When it was finally ready, she showed him how to use a pastry wheel to cut the dough into thin triangles, which she then rolled gently around a nib of chocolate.
“Now, we bake them?” He desperately wanted to taste anything that took this much work.
“Not yet. They need to proof.”
“Proof?”
“Sit for a while and rise. If we try to rush the process, it won’t work. Good things require time and patience.” She carried her coffee mug to the curved booth in the back of the dining room where his coat draped.
He wondered how long she planned to stay at the café but figured they still had a few hours before dawn. He scooted into the booth beside her and sipped his macchiato.
“What’s New York City like?”
Her question sent his mind to another place and time. “Loud. Alive. Fast. Gritty on the ground floor, and polished at the top.”
“I’ve never been in the actual city. I’ve just passed it on the highway.”
“You could come visit me.” The offer escaped before he actually considered what it was he was suggesting.
“Really?”
“Sure. We could catch a Broadway show, if that’s something you’d like, or we could visit a good steakhouse, have drinks on a rooftop bar—whatever you want.” He wanted to show her something impressive, something to help her understand the lure, but at the same time he didn’t want to overcomplicate his life.
“I bet you look natural there.” Her fingers brushed over the sleeve of his cuff. “You’re different now. You look like a New Yorker.”
“I’ve changed,” he agreed. “But I’ll never forget where I came from.” He’d tried several times and failed.
Her body rested in the curve of his arm, her touch slowly exploring. “I wish you didn’t have to leave again.”
Afraid of what he might promise, he kept quiet and turned her face toward his. He hadn’t meant to do more than kiss her, but her body welcomed him with hungry invitation as she twisted and sank her tongue into his mouth, demanding he give her more.
Straddling his lap, she deepened the kiss and he cradled her hips. Her hands rode over his dress shirt, searching for skin and pulling at his buttons.
They were hidden in the shadows at the back of the café, but if anyone were to walk by and actually look inside, they would see them.

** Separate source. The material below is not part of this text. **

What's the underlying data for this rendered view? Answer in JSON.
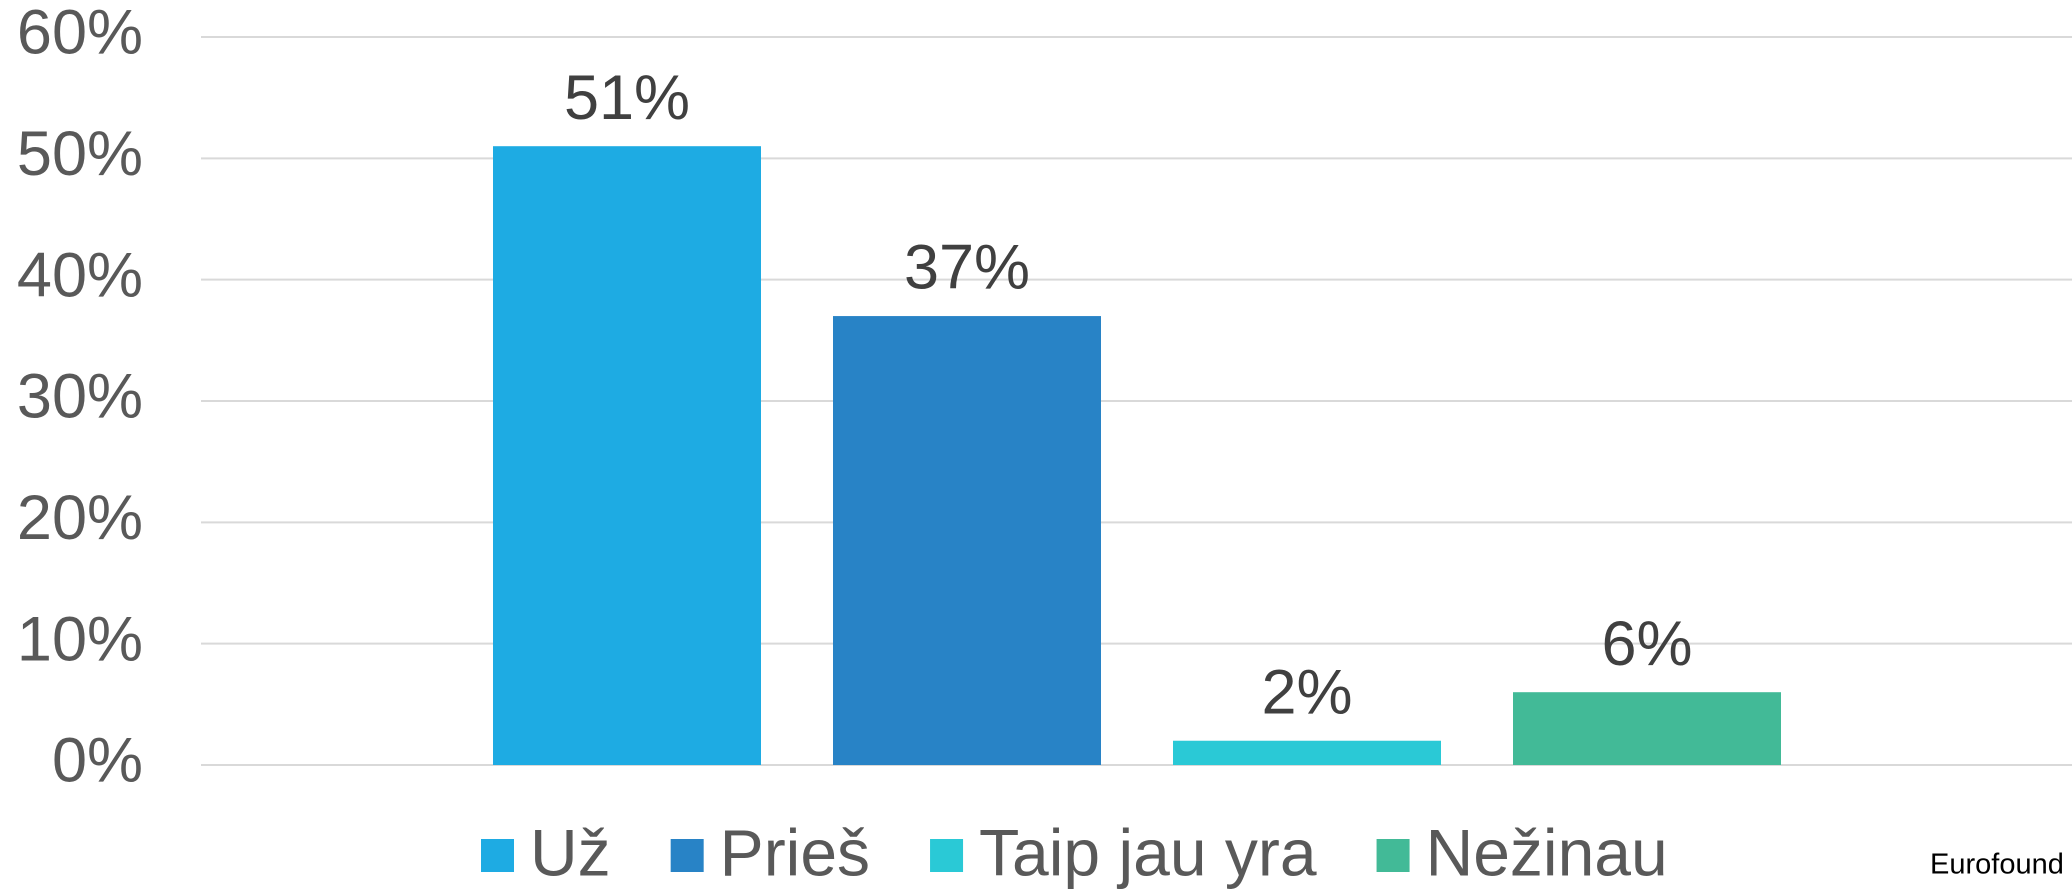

“I want you, Harrison. Right now.”
He yanked down the front of her camisole, freeing her breasts and capturing a nipple in his mouth. Unraveling the apron strings around her waist, he tugged at the knot. She grabbed his hand, guiding it under the material to the front of her jeans where the zipper was already down.
“Jesus, Mariella.” Warm heat met his fingertips as she rose on her knees and pressed his hand inside her panties.
Desperate kisses urged him on as she ground herself against his touch. Her fingers were in his hair, her mouth at his racing pulse, and his cock was about to burst.
“This booth’s too small for all the things I want to do to you.”
Shoes dropped to the floor and she kicked off her pants. “Plenty of room.”
She unlatched his belt buckle with insistent fingers. The tight grip of her hand around his flesh had his hips lifting toward her.
“People might see,” he warned.
“Let them. I don’t care. They don’t exist.”
She stroked him greedily, aligning their bodies and rubbing his hard flesh along her most sensitive places. She was a wild riot of feminine moans and heated need. At that first tremble of bliss, her muscles clenched and her head fell back. He hadn’t even entered her yet and she was already coming.
Grabbing her hips, he thrust into her heat and growled as her channel clenched and fluttered around his pulsing cock, gripping him tight. “Kiss me.”
Her mouth smashed to his and he groaned, thrusting his hips and pounding into her. She cried out, taking every inch of him but it wasn’t enough. He wanted more. He wanted all of her. Every moan. Every cry. Every deeply buried desire. He wanted her fucking soul.
Fisting her hair, he filled her to the hilt and breathed hard against her throat. She was a drug he’d never overcome. He simply didn’t know how. Didn’t want to.
Drunk on her existence, he reveled in this madness only the two of them could create. She was fire in his arms. Heat in his veins. And the withdrawal he knew would come might kill them both, but goddam, he never wanted to quit her. Not yet.
Loose chestnut waves tumbled around her face, framing her unmatched beauty as she steadied him. How did she do that? How did she always know when a storm was building inside of him and somehow quiet the riot with only a look? Their connection was almost spooky at times, but he loved how fluently she could read him.